Worked in the garden today; a productive and relaxing way to spend a Sunday.  Saw this little snail tracking through the concrete (at quite a brisk pace, considering).  I was listening to a cover of a song by Daniel Johnston, an brilliant musician who's struggled with major mental illness all his life, and who Kurt Cobain called "the greatest living songwriter".  I'd heard some of his stuff on the radio, but didn't buy his works until he did a surprise appearance on Austin City Limits in 2009.  I wasn't intending to listen to him today-- had the player on shuffle when his song came on:  "Don't Let the Sun Go Down on Your Grievances" (covered by Clem Snide; you can listen to it at the end of this post).  I hit the replay. Life can be providential sometimes.

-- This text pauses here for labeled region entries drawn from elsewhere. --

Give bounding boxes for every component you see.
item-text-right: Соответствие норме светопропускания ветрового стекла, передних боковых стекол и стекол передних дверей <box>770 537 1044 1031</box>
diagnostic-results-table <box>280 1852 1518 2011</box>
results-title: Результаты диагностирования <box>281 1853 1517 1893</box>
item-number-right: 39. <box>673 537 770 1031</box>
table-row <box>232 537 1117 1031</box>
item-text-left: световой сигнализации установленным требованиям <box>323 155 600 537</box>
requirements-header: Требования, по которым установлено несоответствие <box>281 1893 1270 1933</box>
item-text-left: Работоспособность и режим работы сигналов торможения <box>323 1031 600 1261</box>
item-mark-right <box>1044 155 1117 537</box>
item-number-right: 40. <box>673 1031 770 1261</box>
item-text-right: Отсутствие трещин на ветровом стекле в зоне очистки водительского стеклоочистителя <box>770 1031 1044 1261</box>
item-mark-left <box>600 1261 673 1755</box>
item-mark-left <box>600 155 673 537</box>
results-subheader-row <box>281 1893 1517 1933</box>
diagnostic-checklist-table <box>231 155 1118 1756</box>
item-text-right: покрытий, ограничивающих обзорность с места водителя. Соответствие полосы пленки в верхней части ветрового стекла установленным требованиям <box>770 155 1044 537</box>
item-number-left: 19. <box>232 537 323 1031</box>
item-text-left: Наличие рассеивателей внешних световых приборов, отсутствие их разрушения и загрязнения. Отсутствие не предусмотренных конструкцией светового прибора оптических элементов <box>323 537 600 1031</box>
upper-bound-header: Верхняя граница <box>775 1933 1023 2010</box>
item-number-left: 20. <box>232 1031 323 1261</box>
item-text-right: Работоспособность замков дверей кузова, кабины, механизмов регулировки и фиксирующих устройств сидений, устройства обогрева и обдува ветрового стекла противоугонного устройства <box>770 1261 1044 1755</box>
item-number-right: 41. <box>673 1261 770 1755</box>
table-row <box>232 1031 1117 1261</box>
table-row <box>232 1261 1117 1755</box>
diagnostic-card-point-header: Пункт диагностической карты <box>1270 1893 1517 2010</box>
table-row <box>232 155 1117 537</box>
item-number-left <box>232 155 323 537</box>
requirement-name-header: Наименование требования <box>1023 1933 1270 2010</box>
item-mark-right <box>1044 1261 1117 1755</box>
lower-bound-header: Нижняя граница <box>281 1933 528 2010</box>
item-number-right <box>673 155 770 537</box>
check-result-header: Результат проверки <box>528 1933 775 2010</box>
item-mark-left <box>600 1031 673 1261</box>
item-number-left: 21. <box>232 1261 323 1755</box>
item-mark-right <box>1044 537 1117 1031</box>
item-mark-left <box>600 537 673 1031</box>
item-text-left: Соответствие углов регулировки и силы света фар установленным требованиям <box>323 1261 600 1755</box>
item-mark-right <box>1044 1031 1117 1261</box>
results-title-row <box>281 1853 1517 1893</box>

Later I had a very difficult conversation with a person I love very much.  I can only semi-accurately report my own side of it, knowing full well we are all "dirty little projectors" as Jung said.  But my experience was of two people trying very hard and still really misunderstanding each other.  We persevered, stumblingly, wanting to hear each other and wanting to be heard.  I can't speak for the other, but I know my gut instinct was to get the hell out of there.  And my heart instinct was to keep at it, keep at it. The two battled it out to an unglorious stall.  It is so hard to be truly vulnerable to another human.  We want to bluster, or hide, or do anything to protect fragile feeling Ego from pain.  It takes guts to keep showing up and showing our wounds.

Zeige Deine Wunde
I am a firm believer in a notion I've often shared with clients, and that I read somewhere in a completely unrelated book I'll long forgotten (please clue me if you know).  The book was about economics, if I recall, but the line I'll never forget is how us humans are all looking out of our own thin aluminum tubes into the world, and thinking everyone is seeing the same thing we see, when all they see is there own small view.  Even as I try really, really hard to see bigger, I know my view is never going to be the same-- I won't have the history, the genetics, the inner experience to truly get what someone else is perceiving.  And even though I work hard to expand my understanding, I am expanding it through my limitations, some of which are not in my awareness.

The desire to self-protect, even at risk of isolation, is within my awareness.  So I fight it.  Clumsily, but with Wise Mind knowledge that love crowds out fear in the end, and some kind of faith that it's worth the exposure.

As I thought about this tonight, Daniel Johnston's song, and his story, ran over and over through my mind. I thought about how brave he had been to put his heart out there when his head was so messy.  When I saw him on Austin City limits, it felt clear how both hard and wonderful it was for him to come out and sing to that crowd.  (Read more of his story here).   And I realized I didn't want to let the sun go down on my grievances.

I did some work I'd been neglecting because it was painful and took energy I didn't feel I could spare.  It wasn't enjoyable, but neglecting it hadn't been either, and tackling it was more energizing than I imagined.  There's more work to do, always, but my heart feels clearer for now.